NBC News chairman Andrew Lack said in a memo to staff that it was the first complaint lodged against Lauer in his career at the network. But he said "we were also presented with reason to believe this may not have been an isolated incident."
Lauer was not immediately reachable for comment. An NBC News spokeswoman declined to comment about the details of the allegation against him.
Reporters for The New York Times had been investigating Lauer for several weeks, according to sources who had been contacted by the Times.
Lauer is the latest high-profile man in media to be brought down by allegations of inappropriate sexual behavior. Just last week, CBS News fired one of its own morning anchors, Charlie Rose, after a report in The Washington Post chronicled years of sexual misconduct.
The torrent began when The New York Times and The New Yorker reported on allegations against the Hollywood producer Harvey Weinstein.
Since then, actors Kevin Spacey and Louis C.K. have been suspended or removed from projects after allegations against them became public. And other prominent journalists, including Mark Halperin of NBC and Michael Oreskes of NPR, have been fired or suspended from their jobs.
The firing of Lauer removes one of the most recognizable personalities on television, and at a time when morning news programs are increasingly important to network news divisions.
Guthrie said she was informed just moments before going on the air.
"This is a sad morning at 'Today' and NBC News," she said. "As I'm sure you can understand, we are devastated. I'm heartbroken for Matt."
Matt Lauer has been terminated from NBC News. On Monday night, we received a detailed complaint from a colleague about inappropriate sexual behavior in the workplace by Matt Lauer. As a result, we’ve decided to terminate his employment. pic.twitter.com/1A3UAZpvPb— TODAY (@TODAYshow) November 29, 2017
Guthrie also said she was heartbroken for the woman who accused Lauer of misconduct, noting "it's long overdue" that women feel comfortable coming forward against abusive men.
Hoda Kotb, on the set with Guthrie, said she has known Lauer for years and "loved him as a friend and a colleague."
"It's hard to reconcile the man who walks in every day" with the person who was identified in the complaint, she said.

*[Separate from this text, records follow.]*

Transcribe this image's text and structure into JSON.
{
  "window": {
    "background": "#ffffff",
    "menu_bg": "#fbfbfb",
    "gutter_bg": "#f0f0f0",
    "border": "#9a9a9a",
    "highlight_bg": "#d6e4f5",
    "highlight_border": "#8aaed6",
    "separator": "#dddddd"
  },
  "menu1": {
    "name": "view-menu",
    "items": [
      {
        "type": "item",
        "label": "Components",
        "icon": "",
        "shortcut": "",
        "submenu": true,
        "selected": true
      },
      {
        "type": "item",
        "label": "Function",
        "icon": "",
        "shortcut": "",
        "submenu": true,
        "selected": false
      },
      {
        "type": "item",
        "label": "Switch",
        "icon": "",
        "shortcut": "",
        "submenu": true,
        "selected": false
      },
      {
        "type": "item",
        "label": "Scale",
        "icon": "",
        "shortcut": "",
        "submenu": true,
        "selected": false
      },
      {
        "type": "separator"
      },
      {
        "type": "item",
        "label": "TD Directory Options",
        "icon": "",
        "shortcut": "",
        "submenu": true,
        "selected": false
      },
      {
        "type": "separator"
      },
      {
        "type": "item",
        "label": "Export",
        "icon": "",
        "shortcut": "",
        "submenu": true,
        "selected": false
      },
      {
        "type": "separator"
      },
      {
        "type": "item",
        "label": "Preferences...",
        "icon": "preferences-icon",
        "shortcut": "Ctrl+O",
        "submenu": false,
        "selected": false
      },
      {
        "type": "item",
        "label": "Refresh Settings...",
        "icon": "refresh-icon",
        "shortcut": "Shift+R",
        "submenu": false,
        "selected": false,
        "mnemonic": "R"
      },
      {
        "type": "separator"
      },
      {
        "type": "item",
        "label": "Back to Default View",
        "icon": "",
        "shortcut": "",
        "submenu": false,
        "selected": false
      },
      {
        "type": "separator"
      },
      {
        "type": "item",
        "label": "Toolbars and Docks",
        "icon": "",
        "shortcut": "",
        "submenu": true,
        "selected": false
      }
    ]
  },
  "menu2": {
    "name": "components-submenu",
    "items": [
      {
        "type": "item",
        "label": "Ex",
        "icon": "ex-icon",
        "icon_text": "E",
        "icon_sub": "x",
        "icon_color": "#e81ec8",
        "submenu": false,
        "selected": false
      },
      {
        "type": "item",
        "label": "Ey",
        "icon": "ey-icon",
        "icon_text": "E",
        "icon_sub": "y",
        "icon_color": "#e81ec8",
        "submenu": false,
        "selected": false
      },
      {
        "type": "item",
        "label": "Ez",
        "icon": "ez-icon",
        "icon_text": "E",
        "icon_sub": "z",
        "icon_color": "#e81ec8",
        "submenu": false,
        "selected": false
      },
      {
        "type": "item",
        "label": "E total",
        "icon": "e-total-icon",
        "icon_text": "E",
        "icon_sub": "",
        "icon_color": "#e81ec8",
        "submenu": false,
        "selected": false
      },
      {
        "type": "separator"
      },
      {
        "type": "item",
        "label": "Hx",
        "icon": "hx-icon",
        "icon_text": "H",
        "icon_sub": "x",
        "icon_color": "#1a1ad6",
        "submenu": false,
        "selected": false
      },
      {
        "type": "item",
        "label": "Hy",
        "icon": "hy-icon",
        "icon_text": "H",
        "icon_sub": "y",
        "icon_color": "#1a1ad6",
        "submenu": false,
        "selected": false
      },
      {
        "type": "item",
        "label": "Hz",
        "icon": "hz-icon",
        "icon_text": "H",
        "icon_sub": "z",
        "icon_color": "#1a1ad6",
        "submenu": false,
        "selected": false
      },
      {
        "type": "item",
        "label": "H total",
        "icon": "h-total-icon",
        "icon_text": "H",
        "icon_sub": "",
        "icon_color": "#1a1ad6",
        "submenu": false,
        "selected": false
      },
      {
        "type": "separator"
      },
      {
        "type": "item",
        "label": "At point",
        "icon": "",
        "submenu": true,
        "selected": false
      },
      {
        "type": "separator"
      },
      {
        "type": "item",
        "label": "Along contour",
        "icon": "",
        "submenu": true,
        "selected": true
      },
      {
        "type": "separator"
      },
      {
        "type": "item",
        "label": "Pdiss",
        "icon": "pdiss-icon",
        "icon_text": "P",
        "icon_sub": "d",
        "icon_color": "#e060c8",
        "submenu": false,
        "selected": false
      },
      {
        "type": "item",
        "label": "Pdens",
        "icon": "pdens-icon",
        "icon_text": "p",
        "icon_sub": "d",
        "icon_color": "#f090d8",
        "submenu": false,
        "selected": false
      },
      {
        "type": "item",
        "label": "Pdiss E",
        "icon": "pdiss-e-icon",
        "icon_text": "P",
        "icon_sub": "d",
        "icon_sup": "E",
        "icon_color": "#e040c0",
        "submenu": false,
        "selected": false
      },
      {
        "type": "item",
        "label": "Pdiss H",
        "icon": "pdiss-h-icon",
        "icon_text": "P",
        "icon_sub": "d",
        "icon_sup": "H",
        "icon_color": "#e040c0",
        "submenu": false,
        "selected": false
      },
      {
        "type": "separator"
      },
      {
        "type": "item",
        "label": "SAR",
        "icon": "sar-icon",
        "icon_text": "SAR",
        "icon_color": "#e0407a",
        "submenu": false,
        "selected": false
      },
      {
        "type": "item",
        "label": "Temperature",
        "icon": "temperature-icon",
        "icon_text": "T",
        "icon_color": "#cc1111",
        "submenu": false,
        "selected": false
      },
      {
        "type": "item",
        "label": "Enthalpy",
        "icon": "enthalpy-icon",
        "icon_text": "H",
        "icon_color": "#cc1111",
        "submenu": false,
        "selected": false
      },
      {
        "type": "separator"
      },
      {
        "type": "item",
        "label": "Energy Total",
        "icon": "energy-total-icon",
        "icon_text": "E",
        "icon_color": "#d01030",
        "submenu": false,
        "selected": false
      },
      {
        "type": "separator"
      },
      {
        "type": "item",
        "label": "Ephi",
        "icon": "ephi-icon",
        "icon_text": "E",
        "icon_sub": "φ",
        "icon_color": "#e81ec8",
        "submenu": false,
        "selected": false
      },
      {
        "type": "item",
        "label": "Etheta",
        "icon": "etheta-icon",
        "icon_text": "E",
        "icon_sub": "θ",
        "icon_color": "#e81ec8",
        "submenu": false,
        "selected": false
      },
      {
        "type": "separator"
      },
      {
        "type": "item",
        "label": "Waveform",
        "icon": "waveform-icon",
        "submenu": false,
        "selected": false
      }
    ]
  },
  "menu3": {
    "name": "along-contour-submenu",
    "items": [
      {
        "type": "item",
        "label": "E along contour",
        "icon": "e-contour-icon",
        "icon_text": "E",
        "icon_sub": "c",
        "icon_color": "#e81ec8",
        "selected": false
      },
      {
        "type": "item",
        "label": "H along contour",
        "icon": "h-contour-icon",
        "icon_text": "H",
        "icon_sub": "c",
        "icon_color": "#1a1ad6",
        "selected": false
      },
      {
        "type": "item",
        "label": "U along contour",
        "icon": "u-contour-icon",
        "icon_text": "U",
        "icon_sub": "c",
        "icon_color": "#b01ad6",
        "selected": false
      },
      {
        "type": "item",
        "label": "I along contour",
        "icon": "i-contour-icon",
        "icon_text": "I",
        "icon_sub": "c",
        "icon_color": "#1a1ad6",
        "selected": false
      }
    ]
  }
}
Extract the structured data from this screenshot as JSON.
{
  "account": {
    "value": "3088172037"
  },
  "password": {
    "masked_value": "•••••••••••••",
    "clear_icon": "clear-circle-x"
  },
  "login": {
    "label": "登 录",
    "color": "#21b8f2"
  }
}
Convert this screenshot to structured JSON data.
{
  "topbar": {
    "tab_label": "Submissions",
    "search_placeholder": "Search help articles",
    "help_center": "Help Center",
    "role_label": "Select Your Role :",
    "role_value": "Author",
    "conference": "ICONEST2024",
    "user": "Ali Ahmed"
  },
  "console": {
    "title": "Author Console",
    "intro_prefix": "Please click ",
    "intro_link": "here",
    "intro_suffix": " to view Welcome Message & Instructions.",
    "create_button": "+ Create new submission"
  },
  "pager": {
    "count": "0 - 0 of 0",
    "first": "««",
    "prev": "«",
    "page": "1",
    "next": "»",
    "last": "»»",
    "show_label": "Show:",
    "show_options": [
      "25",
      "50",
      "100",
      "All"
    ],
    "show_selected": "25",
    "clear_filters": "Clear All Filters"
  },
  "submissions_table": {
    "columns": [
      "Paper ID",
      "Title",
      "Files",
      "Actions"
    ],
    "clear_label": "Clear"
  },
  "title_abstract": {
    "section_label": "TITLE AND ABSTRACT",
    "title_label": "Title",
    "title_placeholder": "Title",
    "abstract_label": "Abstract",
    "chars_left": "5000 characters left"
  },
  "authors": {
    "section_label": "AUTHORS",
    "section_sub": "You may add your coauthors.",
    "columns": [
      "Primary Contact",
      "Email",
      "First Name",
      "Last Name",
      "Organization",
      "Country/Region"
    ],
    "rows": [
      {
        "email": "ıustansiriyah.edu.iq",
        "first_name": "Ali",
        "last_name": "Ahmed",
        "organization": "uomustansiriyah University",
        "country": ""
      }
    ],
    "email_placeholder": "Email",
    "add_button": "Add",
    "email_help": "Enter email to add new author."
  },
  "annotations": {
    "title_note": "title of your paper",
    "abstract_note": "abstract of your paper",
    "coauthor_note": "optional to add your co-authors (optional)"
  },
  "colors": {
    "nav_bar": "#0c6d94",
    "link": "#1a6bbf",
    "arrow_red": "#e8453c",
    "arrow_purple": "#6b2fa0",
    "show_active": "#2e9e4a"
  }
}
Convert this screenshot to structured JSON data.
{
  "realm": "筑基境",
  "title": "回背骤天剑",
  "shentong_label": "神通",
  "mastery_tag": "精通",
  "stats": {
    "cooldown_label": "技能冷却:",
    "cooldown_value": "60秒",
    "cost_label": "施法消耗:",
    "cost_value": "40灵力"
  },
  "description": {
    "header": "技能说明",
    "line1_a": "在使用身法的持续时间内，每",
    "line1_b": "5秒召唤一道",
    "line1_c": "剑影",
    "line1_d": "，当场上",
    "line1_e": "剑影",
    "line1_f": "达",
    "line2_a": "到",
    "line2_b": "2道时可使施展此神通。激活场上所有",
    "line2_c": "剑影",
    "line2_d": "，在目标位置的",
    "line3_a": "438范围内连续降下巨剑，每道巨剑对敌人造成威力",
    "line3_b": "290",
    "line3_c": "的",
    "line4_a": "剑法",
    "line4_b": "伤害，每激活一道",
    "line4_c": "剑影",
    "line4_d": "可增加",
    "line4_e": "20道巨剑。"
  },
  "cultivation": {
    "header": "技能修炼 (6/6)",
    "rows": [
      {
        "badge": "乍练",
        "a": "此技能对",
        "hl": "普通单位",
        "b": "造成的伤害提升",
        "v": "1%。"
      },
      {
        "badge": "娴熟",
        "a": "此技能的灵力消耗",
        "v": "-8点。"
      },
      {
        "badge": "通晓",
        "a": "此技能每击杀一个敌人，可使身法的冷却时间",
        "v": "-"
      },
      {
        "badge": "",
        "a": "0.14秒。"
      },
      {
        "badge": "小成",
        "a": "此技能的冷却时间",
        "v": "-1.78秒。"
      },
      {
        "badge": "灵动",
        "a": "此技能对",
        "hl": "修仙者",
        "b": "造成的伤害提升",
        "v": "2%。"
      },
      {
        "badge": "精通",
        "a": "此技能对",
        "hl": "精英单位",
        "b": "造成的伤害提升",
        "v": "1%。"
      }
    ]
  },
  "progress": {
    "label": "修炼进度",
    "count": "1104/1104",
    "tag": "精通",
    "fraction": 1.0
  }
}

Lauer, 59, was named a co-anchor of "Today" in January 1997 after three years as the newsreader.
"It's a really positive development in the progress of the enforcement of sexual harassment law," said attorney Patricia Sigman in regards to the outpouring of victims coming out in high-profile sexual harassment allegations.
"In the past, a lot of this has gotten swept under the rug," she said.
Sigman's practice in Altamonte Springs has been handling sexual harassment cases in Central Florida for 25 years.
"The mistake a lot of people make in reporting is they try to avoid calling it sexual harassment because they are afraid of the retaliation," she explained. "The key is to complain in the right way, and make sure you're legally protected."
Sigman hopes people take this sexual harassment spotlight and shine it locally in every office where it's needed. That means writing it all down when reporting it and being crystal clear.
"It's important to not mince words about that in your complaint," she explained. "Because too often (people) make a report they felt was letting the employer know, and the employer is saying 'we thought you just thought he was rude.'"
As far as the future goes, Sigman hopes the victims in cases such as the one involving Matt Lauer still feel safe and protected in the community.
"Will (the alleged victims coming forward) six months, a year from now, two years from now, will they have impact on their careers," she said.